Raymond Smullyan Personality Type, MBTI
What is the personality type of Raymond Smullyan? Which MBTI personality type best fits? Personality type for Raymond Smullyan from Mathematics and what is the personality traits.
INTP (9w8)
Raymond Smullyan personality type is INTP, which means that you are a thinker who craves depth, knowledge, and individuality. You pursue knowledge and truth with a passion and intensity to the point of obsession. But you do not take yourself too seriously. You know your mind is a powerful tool, but you’re also ready to laugh at it whenever the occasion arises. As a result, you can sometimes seem to be a bit of a smart aleck or a know-it-all.

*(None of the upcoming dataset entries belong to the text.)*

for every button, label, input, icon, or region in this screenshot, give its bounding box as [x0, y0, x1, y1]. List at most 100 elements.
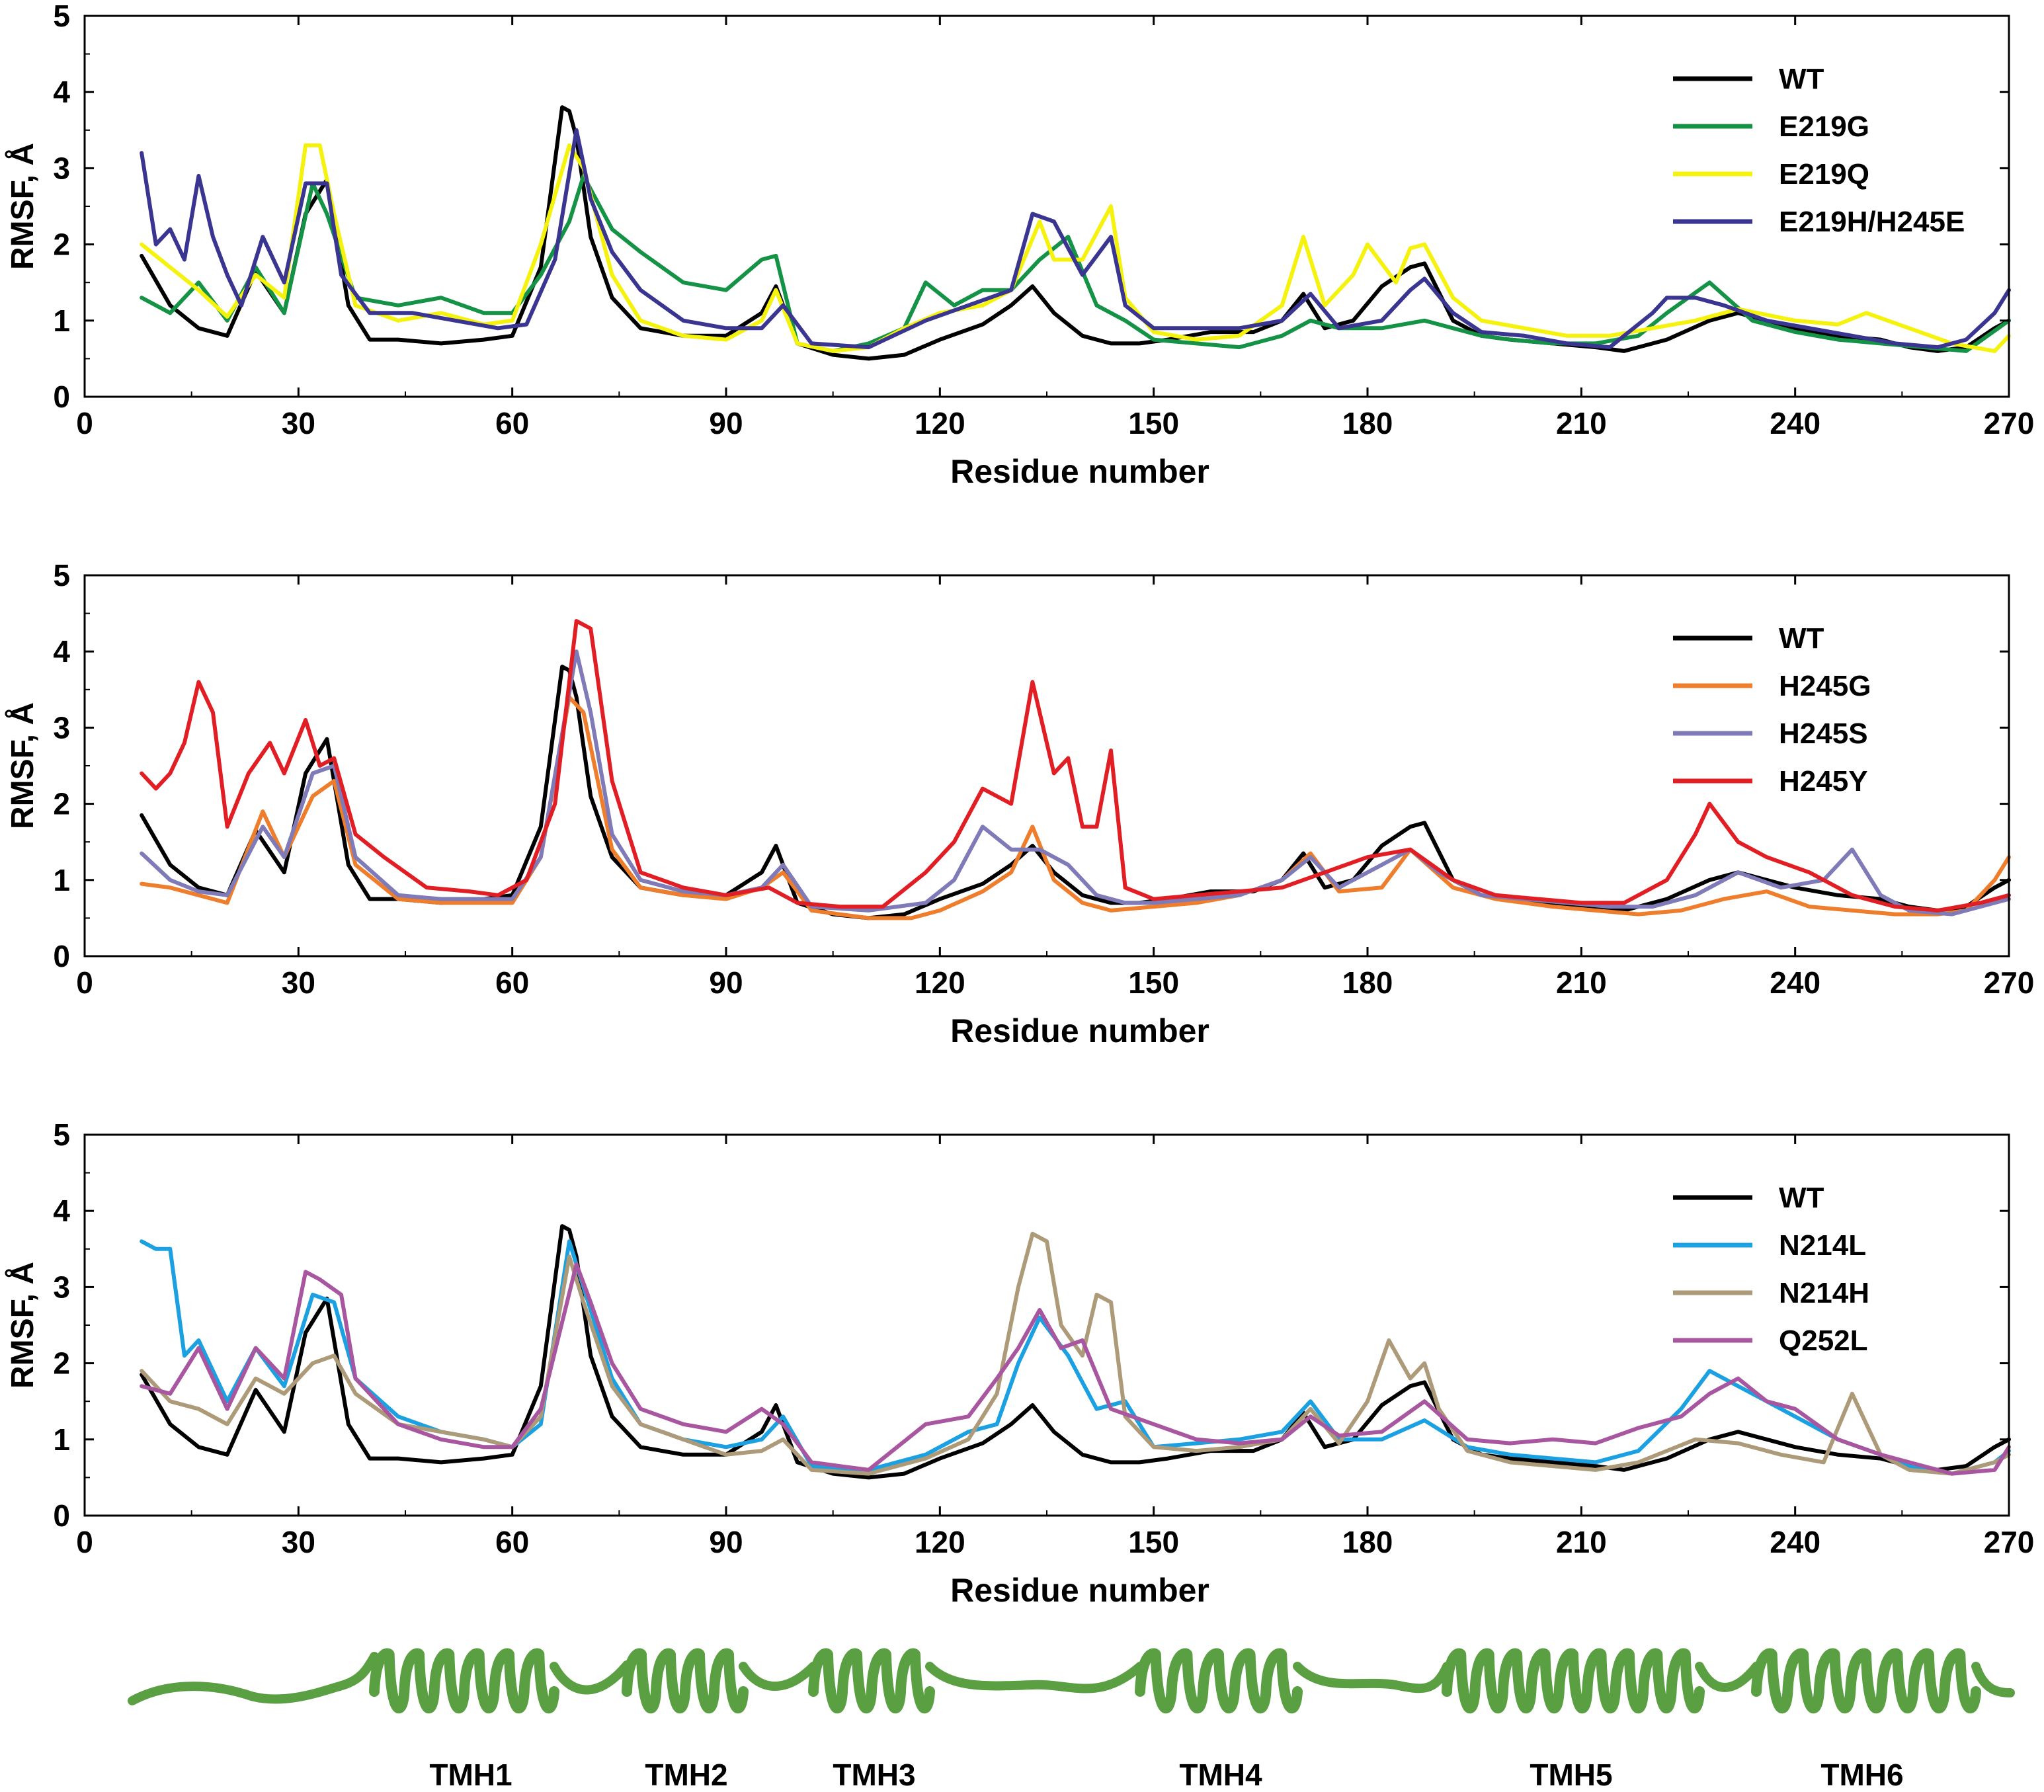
- x-tick-label: 120: [915, 406, 965, 440]
- rmsf-panel-3: 0 30 60 90 120 150 180 210 240 270 0 1 2 3 4 5 Residue n…: [5, 1118, 2034, 1609]
- y-tick-label: 3: [53, 710, 70, 745]
- series-line-e219q: [140, 143, 2011, 353]
- x-tick-label: 270: [1984, 406, 2035, 440]
- coil-segment: [128, 1652, 379, 1705]
- y-tick-label: 2: [53, 1346, 70, 1381]
- coil-segment: [739, 1662, 818, 1691]
- y-tick-label: 4: [53, 634, 70, 669]
- legend-label: E219H/H245E: [1779, 206, 1965, 238]
- y-tick-label: 5: [53, 0, 70, 33]
- x-axis-title: Residue number: [950, 1012, 1209, 1049]
- y-tick-label: 2: [53, 787, 70, 821]
- helix-label: TMH6: [1820, 1758, 1903, 1792]
- y-axis-title: RMSF, Å: [5, 143, 40, 270]
- helix-coil: [1135, 1648, 1303, 1714]
- legend-label: E219G: [1779, 110, 1869, 143]
- y-tick-label: 2: [53, 227, 70, 262]
- series-line-wt: [140, 105, 2011, 361]
- x-tick-label: 120: [915, 965, 965, 1000]
- x-tick-label: 30: [282, 406, 315, 440]
- legend-label: H245Y: [1779, 765, 1868, 797]
- x-tick-label: 180: [1342, 1525, 1393, 1559]
- y-tick-label: 5: [53, 1118, 70, 1152]
- helix-coil: [622, 1648, 749, 1714]
- x-tick-label: 0: [76, 965, 93, 1000]
- y-axis-title: RMSF, Å: [5, 702, 40, 829]
- helix-label: TMH4: [1179, 1758, 1262, 1792]
- legend-label: N214H: [1779, 1277, 1869, 1309]
- legend-label: N214L: [1779, 1229, 1866, 1262]
- helix-3: TMH3: [808, 1648, 935, 1792]
- y-tick-label: 1: [53, 863, 70, 897]
- helix-2: TMH2: [622, 1648, 749, 1792]
- series-line-e219h-h245e: [140, 128, 2011, 350]
- helix-label: TMH1: [429, 1758, 512, 1792]
- x-tick-label: 210: [1556, 965, 1607, 1000]
- series-line-h245g: [140, 695, 2011, 920]
- x-tick-label: 0: [76, 1525, 93, 1559]
- x-tick-label: 210: [1556, 1525, 1607, 1559]
- x-axis-title: Residue number: [950, 453, 1209, 490]
- coil-segment: [1293, 1662, 1451, 1693]
- y-tick-label: 0: [53, 939, 70, 973]
- legend-label: H245G: [1779, 670, 1871, 702]
- y-tick-label: 0: [53, 380, 70, 414]
- helix-label: TMH2: [645, 1758, 727, 1792]
- x-tick-label: 60: [495, 965, 529, 1000]
- series-lines: [140, 619, 2011, 920]
- rmsf-panel-1: 0 30 60 90 120 150 180 210 240 270 0 1 2 3 4 5 Residue n…: [5, 0, 2034, 490]
- x-tick-label: 270: [1984, 965, 2035, 1000]
- series-line-h245s: [140, 649, 2011, 916]
- helix-coil: [369, 1648, 559, 1714]
- y-tick-label: 4: [53, 1194, 70, 1228]
- x-tick-label: 240: [1770, 1525, 1820, 1559]
- helix-5: TMH5: [1442, 1648, 1705, 1792]
- legend-label: E219Q: [1779, 158, 1869, 190]
- coil-segment: [1971, 1662, 2015, 1697]
- helix-coil: [808, 1648, 935, 1714]
- legend-label: WT: [1779, 63, 1824, 95]
- x-tick-label: 90: [709, 965, 743, 1000]
- helix-1: TMH1: [369, 1648, 559, 1792]
- series-line-n214l: [140, 1239, 2011, 1476]
- y-tick-label: 0: [53, 1498, 70, 1533]
- coil-segment: [550, 1660, 632, 1695]
- x-tick-label: 60: [495, 1525, 529, 1559]
- legend-label: WT: [1779, 622, 1824, 655]
- y-tick-label: 1: [53, 1422, 70, 1457]
- transmembrane-helix-diagram: TMH1 TMH2 TMH3 TMH4 TMH5 TMH6: [128, 1648, 2015, 1792]
- series-line-e219g: [140, 173, 2011, 353]
- helix-4: TMH4: [1135, 1648, 1303, 1792]
- x-tick-label: 240: [1770, 965, 1820, 1000]
- x-tick-label: 180: [1342, 965, 1393, 1000]
- helix-label: TMH5: [1530, 1758, 1612, 1792]
- x-tick-label: 60: [495, 406, 529, 440]
- x-tick-label: 90: [709, 1525, 743, 1559]
- series-lines: [140, 105, 2011, 361]
- legend-label: WT: [1779, 1182, 1824, 1214]
- x-tick-label: 210: [1556, 406, 1607, 440]
- y-tick-label: 3: [53, 151, 70, 185]
- x-tick-label: 120: [915, 1525, 965, 1559]
- helix-coil: [1751, 1648, 1981, 1714]
- x-tick-label: 30: [282, 1525, 315, 1559]
- legend-label: Q252L: [1779, 1324, 1868, 1357]
- x-tick-label: 0: [76, 406, 93, 440]
- series-line-n214h: [140, 1231, 2011, 1476]
- x-tick-label: 90: [709, 406, 743, 440]
- y-tick-label: 4: [53, 75, 70, 109]
- series-lines: [140, 1224, 2011, 1480]
- legend: WT H245G H245S H245Y: [1673, 622, 1871, 797]
- legend: WT N214L N214H Q252L: [1673, 1182, 1869, 1357]
- x-tick-label: 270: [1984, 1525, 2035, 1559]
- y-tick-label: 1: [53, 304, 70, 338]
- y-axis-title: RMSF, Å: [5, 1262, 40, 1389]
- rmsf-panel-2: 0 30 60 90 120 150 180 210 240 270 0 1 2 3 4 5 Residue n…: [5, 558, 2034, 1049]
- series-line-h245y: [140, 619, 2011, 913]
- helix-6: TMH6: [1751, 1648, 1981, 1792]
- legend: WT E219G E219Q E219H/H245E: [1673, 63, 1965, 238]
- helix-label: TMH3: [833, 1758, 915, 1792]
- x-tick-label: 30: [282, 965, 315, 1000]
- x-tick-label: 180: [1342, 406, 1393, 440]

The good news is that you are as curious as can be. And as a result, you tend to be quite creative and inventive because you see the world as a place to be discovered and explored. You’re also dreamy and imaginative, and those qualities can sometimes manifest as daydreaming and day-dreaming and flights of fancy and flights of fancy and flights of fancy.

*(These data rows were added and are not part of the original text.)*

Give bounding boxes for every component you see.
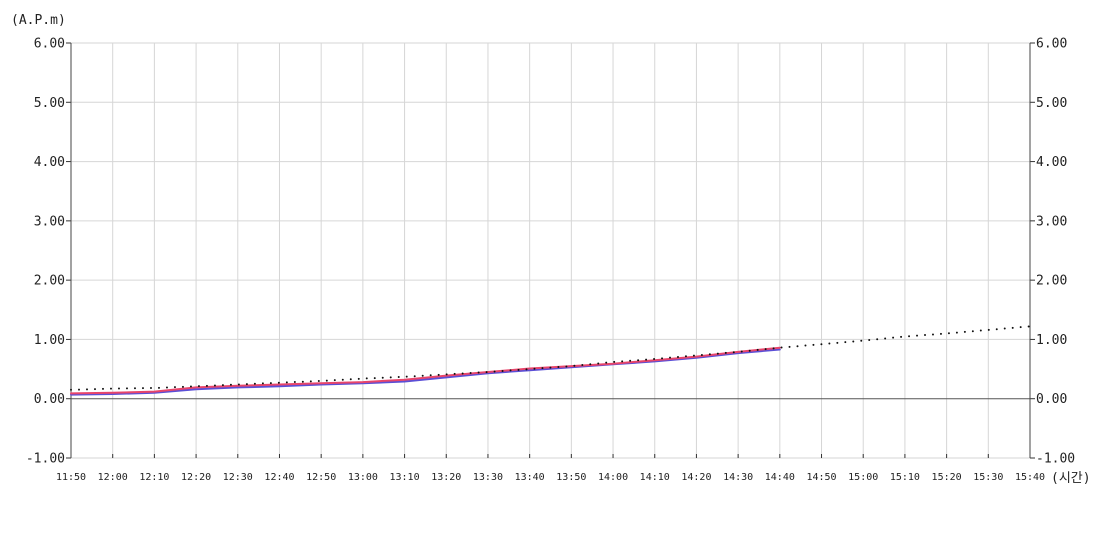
y-tick-label-right: 3.00 <box>1036 214 1067 229</box>
axes <box>66 42 1035 459</box>
x-tick-label: 12:10 <box>139 472 169 483</box>
x-tick-label: 12:40 <box>264 472 294 483</box>
x-tick-label: 13:30 <box>473 472 503 483</box>
y-tick-label-right: 1.00 <box>1036 333 1067 348</box>
x-tick-label: 12:50 <box>306 472 336 483</box>
x-tick-label: 14:50 <box>806 472 836 483</box>
y-tick-label-right: 2.00 <box>1036 274 1067 289</box>
y-tick-label-left: 1.00 <box>34 333 65 348</box>
x-tick-label: 11:50 <box>56 472 86 483</box>
y-tick-label-right: -1.00 <box>1036 452 1075 467</box>
x-tick-label: 13:20 <box>431 472 461 483</box>
x-tick-label: 12:20 <box>181 472 211 483</box>
x-tick-label: 15:10 <box>890 472 920 483</box>
y-tick-label-left: 0.00 <box>34 392 65 407</box>
series-line-3 <box>70 325 1031 391</box>
x-tick-label: 12:00 <box>98 472 128 483</box>
y-axis-unit: (A.P.m) <box>11 13 66 28</box>
y-tick-label-left: 4.00 <box>34 155 65 170</box>
x-tick-label: 12:30 <box>223 472 253 483</box>
x-tick-label: 14:00 <box>598 472 628 483</box>
series-line-2 <box>70 346 781 395</box>
x-tick-label: 14:10 <box>640 472 670 483</box>
x-tick-label: 15:20 <box>932 472 962 483</box>
y-tick-label-left: -1.00 <box>26 452 65 467</box>
tick-labels: 11:50 12:00 12:10 12:20 12:30 12:40 12:50 13:00… <box>26 37 1075 484</box>
y-tick-label-right: 6.00 <box>1036 37 1067 52</box>
series-line-1 <box>70 348 781 396</box>
x-tick-label: 13:00 <box>348 472 378 483</box>
x-tick-label: 14:20 <box>681 472 711 483</box>
series-layer <box>70 325 1031 396</box>
x-tick-label: 14:30 <box>723 472 753 483</box>
x-tick-label: 15:30 <box>973 472 1003 483</box>
x-tick-label: 14:40 <box>765 472 795 483</box>
x-axis-unit: (시간) <box>1051 471 1091 486</box>
x-tick-label: 15:00 <box>848 472 878 483</box>
x-tick-label: 13:50 <box>556 472 586 483</box>
y-tick-label-right: 0.00 <box>1036 392 1067 407</box>
x-tick-label: 13:10 <box>390 472 420 483</box>
y-tick-label-left: 2.00 <box>34 274 65 289</box>
y-tick-label-left: 3.00 <box>34 214 65 229</box>
grid <box>70 42 1031 459</box>
y-tick-label-right: 5.00 <box>1036 96 1067 111</box>
y-tick-label-left: 6.00 <box>34 37 65 52</box>
x-tick-label: 13:40 <box>515 472 545 483</box>
x-tick-label: 15:40 <box>1015 472 1045 483</box>
y-tick-label-right: 4.00 <box>1036 155 1067 170</box>
y-tick-label-left: 5.00 <box>34 96 65 111</box>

So, if you find yourself daydreaming about your career or your dreams or the future, don’t worry — you’re not literally flying off into space or literally walking through time (although if you were, that would be pretty cool). Instead, you’re engaging in the INTP’s favorite creative tool: the flight of fancy.

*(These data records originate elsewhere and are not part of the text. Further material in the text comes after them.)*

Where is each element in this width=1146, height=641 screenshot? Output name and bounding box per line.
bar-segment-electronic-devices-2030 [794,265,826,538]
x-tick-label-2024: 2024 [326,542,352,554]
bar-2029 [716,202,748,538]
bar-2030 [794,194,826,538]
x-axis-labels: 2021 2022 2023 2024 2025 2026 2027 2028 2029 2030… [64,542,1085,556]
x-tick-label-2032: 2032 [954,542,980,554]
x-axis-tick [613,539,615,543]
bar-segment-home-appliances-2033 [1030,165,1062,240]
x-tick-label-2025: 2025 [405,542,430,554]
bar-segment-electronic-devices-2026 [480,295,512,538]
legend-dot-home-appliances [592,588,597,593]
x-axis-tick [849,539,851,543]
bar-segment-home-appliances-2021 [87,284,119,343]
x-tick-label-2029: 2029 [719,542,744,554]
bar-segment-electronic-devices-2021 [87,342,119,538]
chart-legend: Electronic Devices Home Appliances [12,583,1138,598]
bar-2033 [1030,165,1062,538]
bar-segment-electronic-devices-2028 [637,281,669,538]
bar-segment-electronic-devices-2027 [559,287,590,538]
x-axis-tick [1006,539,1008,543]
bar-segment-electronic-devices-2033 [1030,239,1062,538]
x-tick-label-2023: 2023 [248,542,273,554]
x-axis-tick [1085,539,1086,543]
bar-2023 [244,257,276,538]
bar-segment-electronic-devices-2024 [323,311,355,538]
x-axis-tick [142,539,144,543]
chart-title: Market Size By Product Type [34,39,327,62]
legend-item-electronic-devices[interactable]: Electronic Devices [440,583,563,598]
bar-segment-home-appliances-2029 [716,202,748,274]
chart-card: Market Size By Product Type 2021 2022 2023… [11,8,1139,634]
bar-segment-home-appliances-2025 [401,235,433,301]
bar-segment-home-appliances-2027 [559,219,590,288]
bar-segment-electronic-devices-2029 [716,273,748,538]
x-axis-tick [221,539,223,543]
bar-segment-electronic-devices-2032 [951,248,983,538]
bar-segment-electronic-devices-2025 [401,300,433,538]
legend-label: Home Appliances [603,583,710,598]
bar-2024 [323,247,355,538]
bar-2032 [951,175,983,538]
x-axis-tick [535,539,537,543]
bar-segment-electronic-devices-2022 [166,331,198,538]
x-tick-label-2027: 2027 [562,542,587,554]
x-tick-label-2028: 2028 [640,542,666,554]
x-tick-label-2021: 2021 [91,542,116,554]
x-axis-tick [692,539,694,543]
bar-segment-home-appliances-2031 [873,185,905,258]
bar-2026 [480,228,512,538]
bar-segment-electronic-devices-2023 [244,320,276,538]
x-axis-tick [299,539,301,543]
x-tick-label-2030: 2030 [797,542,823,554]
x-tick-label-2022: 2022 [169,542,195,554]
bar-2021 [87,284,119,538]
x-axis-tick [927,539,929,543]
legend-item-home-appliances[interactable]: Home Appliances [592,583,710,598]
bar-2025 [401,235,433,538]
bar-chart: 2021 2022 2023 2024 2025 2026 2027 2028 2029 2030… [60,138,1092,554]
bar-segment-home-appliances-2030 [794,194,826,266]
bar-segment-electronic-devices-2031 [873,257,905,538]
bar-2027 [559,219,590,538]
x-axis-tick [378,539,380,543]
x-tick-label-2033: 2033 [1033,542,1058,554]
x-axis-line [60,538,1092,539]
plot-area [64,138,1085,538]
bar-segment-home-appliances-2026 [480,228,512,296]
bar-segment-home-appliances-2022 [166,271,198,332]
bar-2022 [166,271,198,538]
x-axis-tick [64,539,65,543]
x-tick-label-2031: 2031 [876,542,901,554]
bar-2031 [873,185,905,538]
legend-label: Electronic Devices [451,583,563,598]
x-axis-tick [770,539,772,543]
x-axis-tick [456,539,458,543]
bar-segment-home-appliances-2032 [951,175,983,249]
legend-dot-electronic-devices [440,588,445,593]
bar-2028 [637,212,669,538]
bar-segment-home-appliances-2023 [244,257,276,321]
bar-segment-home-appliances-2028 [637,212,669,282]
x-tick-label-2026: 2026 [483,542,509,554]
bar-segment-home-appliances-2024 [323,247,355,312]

Raymond Merrill Smullyan (May 25, 1919 – February 6, 2017) was an American mathematician, magician, concert pianist, logician, Taoist, and philosopher. He wrote several books about Taoist philosophy, a philosophy he believed neatly solved most or all traditional philosophical problems as well as integrating mathematics, logic, and philosophy into a cohesive whole.
His first career was stage magic. Raymond won a gold medal in a piano competition, aged 12. He left high school to study on his own. He studied mathematics and music at several colleges before receiving a Ph.D. in mathematics from Princeton University. While a Ph.D. student, Smullyan published a paper, showing that Gödelian incompleteness held for formal systems considerably more elementary than that of Gödel's 1931 landmark paper. Smullyan later made a compelling case that much of the fascination with Gödel's theorem should be directed at Tarski's theorem, which is much easier to prove and equally disturbing philosophically.